Holmes Road Depot

The Council has sold the Holmes Road Depot site to developer Yoo Capital for development, under a conditional land sale agreement, without knowing where its replacement will go. Planning permission for Yoo Capital’s film studios should not been granted until this has been confirmed in detail.

Built in the 1970s, the Holmes Road Depot was the base for Camden’s Building Department, now the Housing Repairs Service.

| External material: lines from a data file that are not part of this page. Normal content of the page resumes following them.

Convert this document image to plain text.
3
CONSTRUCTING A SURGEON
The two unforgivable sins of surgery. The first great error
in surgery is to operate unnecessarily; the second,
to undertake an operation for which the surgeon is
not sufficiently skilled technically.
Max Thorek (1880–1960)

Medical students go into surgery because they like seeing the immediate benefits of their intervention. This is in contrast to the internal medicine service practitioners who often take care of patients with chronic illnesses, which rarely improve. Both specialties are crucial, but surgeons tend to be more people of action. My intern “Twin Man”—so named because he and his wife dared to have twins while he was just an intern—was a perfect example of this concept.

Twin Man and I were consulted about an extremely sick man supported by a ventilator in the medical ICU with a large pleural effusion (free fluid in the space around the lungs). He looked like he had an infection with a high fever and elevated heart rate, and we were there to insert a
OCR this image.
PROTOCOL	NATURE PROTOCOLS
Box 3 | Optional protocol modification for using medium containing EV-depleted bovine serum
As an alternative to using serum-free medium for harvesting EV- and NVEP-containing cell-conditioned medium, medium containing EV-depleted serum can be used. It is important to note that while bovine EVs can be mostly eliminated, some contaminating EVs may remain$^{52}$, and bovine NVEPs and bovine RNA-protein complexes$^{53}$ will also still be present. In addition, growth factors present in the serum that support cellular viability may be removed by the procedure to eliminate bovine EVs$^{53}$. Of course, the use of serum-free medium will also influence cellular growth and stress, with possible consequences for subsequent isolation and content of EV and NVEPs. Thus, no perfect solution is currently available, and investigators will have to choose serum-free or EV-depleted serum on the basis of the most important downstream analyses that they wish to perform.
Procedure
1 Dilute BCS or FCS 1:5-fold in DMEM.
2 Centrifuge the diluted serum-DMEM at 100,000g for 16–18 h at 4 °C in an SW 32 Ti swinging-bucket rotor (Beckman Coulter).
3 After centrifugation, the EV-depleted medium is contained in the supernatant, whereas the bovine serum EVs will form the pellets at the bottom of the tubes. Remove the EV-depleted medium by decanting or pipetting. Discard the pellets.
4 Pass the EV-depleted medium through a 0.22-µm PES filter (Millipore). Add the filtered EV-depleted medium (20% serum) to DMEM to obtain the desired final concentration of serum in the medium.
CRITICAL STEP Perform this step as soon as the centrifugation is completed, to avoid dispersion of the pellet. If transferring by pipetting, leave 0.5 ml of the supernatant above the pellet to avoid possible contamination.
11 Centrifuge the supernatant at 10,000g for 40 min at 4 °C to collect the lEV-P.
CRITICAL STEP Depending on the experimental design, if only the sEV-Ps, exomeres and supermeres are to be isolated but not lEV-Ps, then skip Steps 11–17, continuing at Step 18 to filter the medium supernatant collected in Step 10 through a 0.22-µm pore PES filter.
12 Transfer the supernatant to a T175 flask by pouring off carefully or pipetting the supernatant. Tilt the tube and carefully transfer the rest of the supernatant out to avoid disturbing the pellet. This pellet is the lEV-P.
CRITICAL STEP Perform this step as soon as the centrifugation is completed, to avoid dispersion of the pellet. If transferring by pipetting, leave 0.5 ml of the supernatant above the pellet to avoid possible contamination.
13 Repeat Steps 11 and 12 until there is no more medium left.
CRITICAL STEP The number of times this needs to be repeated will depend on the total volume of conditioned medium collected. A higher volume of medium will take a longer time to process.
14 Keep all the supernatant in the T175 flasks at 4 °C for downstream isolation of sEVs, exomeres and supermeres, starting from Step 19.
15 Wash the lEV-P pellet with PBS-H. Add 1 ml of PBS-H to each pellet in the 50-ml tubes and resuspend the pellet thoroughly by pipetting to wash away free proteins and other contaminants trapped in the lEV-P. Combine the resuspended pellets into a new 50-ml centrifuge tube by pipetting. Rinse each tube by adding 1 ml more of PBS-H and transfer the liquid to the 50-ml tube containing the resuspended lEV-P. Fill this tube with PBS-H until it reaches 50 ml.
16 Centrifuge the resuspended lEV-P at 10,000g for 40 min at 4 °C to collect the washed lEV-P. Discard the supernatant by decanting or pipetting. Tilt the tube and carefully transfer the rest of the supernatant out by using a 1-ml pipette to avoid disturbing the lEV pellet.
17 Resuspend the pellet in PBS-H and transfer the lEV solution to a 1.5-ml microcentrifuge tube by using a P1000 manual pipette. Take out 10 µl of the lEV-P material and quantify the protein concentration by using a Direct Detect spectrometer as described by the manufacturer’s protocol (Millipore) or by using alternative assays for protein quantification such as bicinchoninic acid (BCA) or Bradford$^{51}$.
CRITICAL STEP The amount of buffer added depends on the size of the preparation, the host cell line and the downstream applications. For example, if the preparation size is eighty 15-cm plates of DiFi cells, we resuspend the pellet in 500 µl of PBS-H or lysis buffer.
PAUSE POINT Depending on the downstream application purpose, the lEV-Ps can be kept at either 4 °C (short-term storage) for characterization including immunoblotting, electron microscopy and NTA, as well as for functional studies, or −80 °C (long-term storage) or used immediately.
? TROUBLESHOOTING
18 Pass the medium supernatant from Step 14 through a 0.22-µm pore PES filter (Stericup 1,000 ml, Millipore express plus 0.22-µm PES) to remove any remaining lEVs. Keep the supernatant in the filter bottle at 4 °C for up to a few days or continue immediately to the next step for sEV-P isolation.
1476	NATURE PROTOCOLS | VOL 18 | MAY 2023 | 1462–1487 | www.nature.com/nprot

Holmes Road was selected as a site for the new building as it was central to the Borough, see following extract from Camden’s pamphlet of 1975:

However, in 1971 it became apparent that the site of the Lymington Road depot would soon be required for redevelopment for a housing scheme, and the Council acquired a 2-acre site in Holmes Road NW5 for a new centre for the Building Department. Fortunately, the site is approximately in the centre of Camden and is much better placed than Lymington Road for ease of movement to anywhere in the borough. It is also better served by public transport. And its situation, bounded by Holmes Road, Spring Place and the disused railway arches, is likely to cause minimum inconvenience to local residents. The Director, Building Department, presented a comprehensive brief to the Director of Architecture for the design, which wouldnot only cater for all departmental requirements but would also leave room for possible expansion. The details of the plans were thoroughly discussed by all the parties involved, councillors, council officers, the Building Department’s staff and trade unions. When the final design has been approved, the Government agreed that the cost of the scheme should be offset against the value of the land being vacated at Lymington Road, and this enables the scheme to proceed without affecting the rest of the Council’s capital works programme.

In 2021, Camden spent £8.4m refurbishing the depot to make it fit for the future. It’s proposed demolition is therefore a waste of money and environmentally very harmful.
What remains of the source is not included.